The gallant, gay Mr. Berenger so politely smiled ever and anon, that it nearly amounted to a laugh. But this had been interdicted at the court where he too often had

----"listened, When the last Charles's beauties glistened In splendid robes of gaudy vice, And could with syren songs entice."

However the question, upon being put, was resolved in the negative, by the motion that the bill should be read that day six months! The Chancellor could make no peace between the enraged combatants, who adjourned to the robing-room, when this scene of altercation took place:—

Lord Mount-Leinster, addressing Bishop Rocket, emphatically said: "My Lord Bishop, you are now unharnessing yourself from that celestial panoply or armour in which you flourished in the House of Peers, and which, I must observe, you somewhat unseemingly, if not indecorously, called your "black rags,"

"Tutius est igitur fictis contendere verbis, Quam pugnare manu."

I have ever been, my Lord—mark me—a gallant swordsman; nor would I brook an affront from a king. Let not then your sacerdotal robes, or, as you were pleased in mirth to call them, your "black rags," let them not, I say, prove your peace-makers in this gross breach of decorum.
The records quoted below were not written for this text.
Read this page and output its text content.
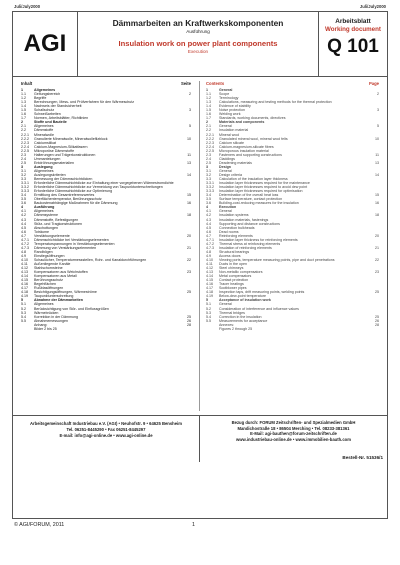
Juli/July2000	Juli/July2000
AGI
Dämmarbeiten an Kraftwerkskomponenten
Ausführung
Insulation work on power plant components
Execution
Arbeitsblatt
Working document
Q 101
Inhalt	Seite
1	Allgemeines
1.1	Geltungsbereich	2
1.2	Begriffe
1.3	Berechnungen, Mess- und Prüfverfahren für den Wärmeschutz
1.4	Nachweis der Standsicherheit
1.5	Schallschutz	3
1.6	Schweißarbeiten
1.7	Normen, Arbeitsblätter, Richtlinien
2	Stoffe und Bauteile
2.1	Allgemeines	5
2.2	Dämmstoffe
2.2.1	Mineralwolle
2.2.2	Granulierte Mineralwolle, Mineralwollefilzblock	10
2.2.3	Calciumsilikat
2.2.4	Calcium-Magnesium-Silikatfasern
2.2.5	Mikroporöse Dämmstoffe
2.3	Halterungen und Trägerkonstruktionen	11
2.4	Ummantelungen
2.5	Entdröhnungsmaterialien	13
3	Auslegung
3.1	Allgemeines
3.2	Auslegungskriterien	14
3.3	Bemessung der Dämmschichtdicken
3.3.1	Erforderliche Dämmschichtdicke zur Einhaltung einer vorgegebenen Wärmestromdichte
3.3.2	Erforderliche Dämmschichtdicke zur Vermeidung von Taupunktunterschreitungen
3.3.3	Erforderliche Dämmschichtdicke zur Optimierung
3.4	Ermittlung des Gesamtreferenzwertes	15
3.5	Oberflächentemperatur, Berührungsschutz
3.6	Baukostenabhängige Maßnahmen für die Dämmung	16
4	Ausführung
4.1	Allgemeines
4.2	Dämmsysteme	18
4.3	Dämmstoffe, Befestigungen
4.4	Stütz- und Tragkonstruktionen
4.5	Abschottungen
4.6	Toträume
4.7	Verstärkungselemente	20
4.7.1	Dämmschichtdicke bei Verstärkungselementen
4.7.2	Temperaturspannungen in Verstärkungselementen
4.7.3	Dämmung von Verstärkungselementen	21
4.8	Randbögen
4.9	Einstiegsöffnungen
4.10	Schaulöcher, Temperaturmessstellen, Rohr- und Kanaldurchführungen	22
4.11	Außenliegende Kanäle
4.12	Stahlschornsteine
4.13	Kompensatoren aus Weichstoffen	23
4.14	Kompensatoren aus Metall
4.15	Berührungsschutz
4.16	Begehflächen
4.17	Rußblasöffnungen
4.18	Besichtigungsöffnungen, Wärmeströme	25
4.19	Taupunktunterschreitung
5	Abnahme der Dämmarbeiten
5.1	Allgemeines
5.2	Berücksichtigung von Stör- und Einflussgrößen
5.3	Wärmebrücken
5.4	Korrektion in der Dämmung	25
5.5	Abnahmemessungen	26
Anhang:	28
Bilder 2 bis 25
Contents	Page
1	General
1.1	Scope	2
1.2	Terminology
1.3	Calculations, measuring and testing methods for the thermal protection
1.4	Evidence of stability
1.5	Noise protection	3
1.6	Welding work
1.7	Standards, working documents, directives
2	Materials and components
2.1	General	5
2.2	Insulation material
2.2.1	Mineral wool
2.2.2	Granulated mineral wool, mineral wool felts	10
2.2.3	Calcium silicate
2.2.4	Calcium-magnesium-silicate fibres
2.2.5	Microporous insulation material
2.3	Fasteners and supporting constructions	11
2.4	Claddings
2.5	Deadening materials	13
3	Design
3.1	General
3.2	Design criteria	14
3.3	Calculation of the insulation layer thickness
3.3.1	Insulation layer thicknesses required for the maintenance
3.3.2	Insulation layer thicknesses required to avoid dew point
3.3.3	Insulation layer thicknesses required for optimisation
3.4	Determination of the overall heat loss	15
3.5	Surface temperature, contact protection
3.6	Building-cost-reducing measures for the insulation	16
4	Execution
4.1	General
4.2	Insulation systems	18
4.3	Insulation materials, fastenings
4.4	Supporting and distance constructions
4.5	Connection bulkheads
4.6	Dead rooms
4.7	Reinforcing elements	20
4.7.1	Insulation layer thickness for reinforcing elements
4.7.2	Thermal stress at reinforcing elements
4.7.3	Insulation of reinforcing elements	21
4.8	Structural bearings
4.9	Access doors
4.10	Viewing ports, temperature measuring points, pipe and duct penetrations	22
4.11	Ducts in the open
4.12	Steel chimneys
4.13	Non-metallic compensators	23
4.14	Metal compensators
4.15	Contact protection
4.16	Tracer heatings
4.17	Sootblower pipes
4.18	Inspection taps, drift measuring points, welding points	25
4.19	Below-dew-point temperature
5	Acceptance of insulation work
5.1	General
5.2	Consideration of interference and influence values
5.3	Thermal bridges
5.4	Correction in the insulation	25
5.5	Measurements for acceptance	26
Annexes:	28
Figures 2 through 25
Arbeitsgemeinschaft Industriebau e.V. (AGI) • Neuhofstr. 9 • 64625 Bensheim
Tel. 06251-8445290 • Fax 06251-8445297
E-mail: info@agi-online.de • www.agi-online.de
Bezug durch: FORUM Zeitschriften- und Spezialmedien GmbH
Mandichostraße 18 • 86504 Merching • Tel. 08233-381361
E-Mail: agi-bauthen@forum-zeitschriften.de
www.industriebau-online.de • www.immobilien-bauth.com
Bestell-Nr. 51536/1
© AGI/FORUM, 2011	1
I must observe, that, according to the spirit and strict laws of the Duello, or single combat, the ceremonies thereunto affixed and appertaining, connected and deducible from chivalry, are duly and implicitly laid down by the celebrated Caranza,[28] the oracle of duelling, and the no less sage and famous Master Selden, in his very learned and unimpeachable treatise upon the laws of the Duello; and in good sooth my very grave and reverend Lord Coke has it as a punctum in his Institutes, 'that in these matters, where the person possessing a right, or sustaining a grievance, could not act, on account of professional or personal disability, or perform the service required in person, he was then to name a sufficient person for his deputy!' Now, my Lord Bishop, I must needs observe, that I think that this was truly a marvellous right praiseworthy custom, that when any grave and reverend personage, willing to give satisfaction, as you profess, finds himself impeded by his reverend skirts tripping up the laws of the Duello, from being, for sad ensample, a son or dignitary of the Church, and so forth, that upon such occasions their next and nearest of kin should take up the gauntlet: and such a proxy, my Lord Bishop, I now claim from you to enter the lists with me, as becomes your true knight and representative!"

Bishop Rocket.—"Know then, Lord Mount-Leinster, that I shall send my sedan chairmen to fight you!!"

"A precious boon, and peerless proxies, I needs must say, my Lord Bishop, thou hast chosen!!! In sooth I oft have heard of knights of the lance and eke of the bucket,[29] but never until now heard of knights of the pole! But although, from your Lordship's reply, it appears that your next and nearest of kin happen to be your sedan-chairmen!! my own dignity prevents me having any further parley with you, much less contact with your kindred!" And then Lord Mount-Leinster, wheeling around, made his exit from the robing-room, flinging a rapid and most contemptuous look at the discomfitted bishop.

All peers and prelates, much diverted at the result, now withdrew. Solventur risu curiæ. The enemies of Bishop Rocket (who had certainly sprung from a low origin) insisted that his two sedan chairmen were his own proper kinsmen, and, moreover, bore his name. His friends did not deny the charge; but said, in extenuation, that "after all this was no wondrous thing, as the Marèschal de Richelieu, when at Vienna, had purchased baronies for his two portèurs de chaise; and when some ladies of fashion boasted that they had in their kitchen several French Marquises, 'I believe it,' replied the Marèschal, 'for my sedan chair is supported by a brace of German barons!'"

The eulogists of Lord Mount-Leinster loudly lauded him for the chivalrous spirit which he had manifested in this rencontre with the Church, which they considered and maintained as in no wise inferior to the adventure of the redoubted knight de la Mancha, when he encountered the windmill, and whose valour it was confessed was only to be paralleled with his discretion!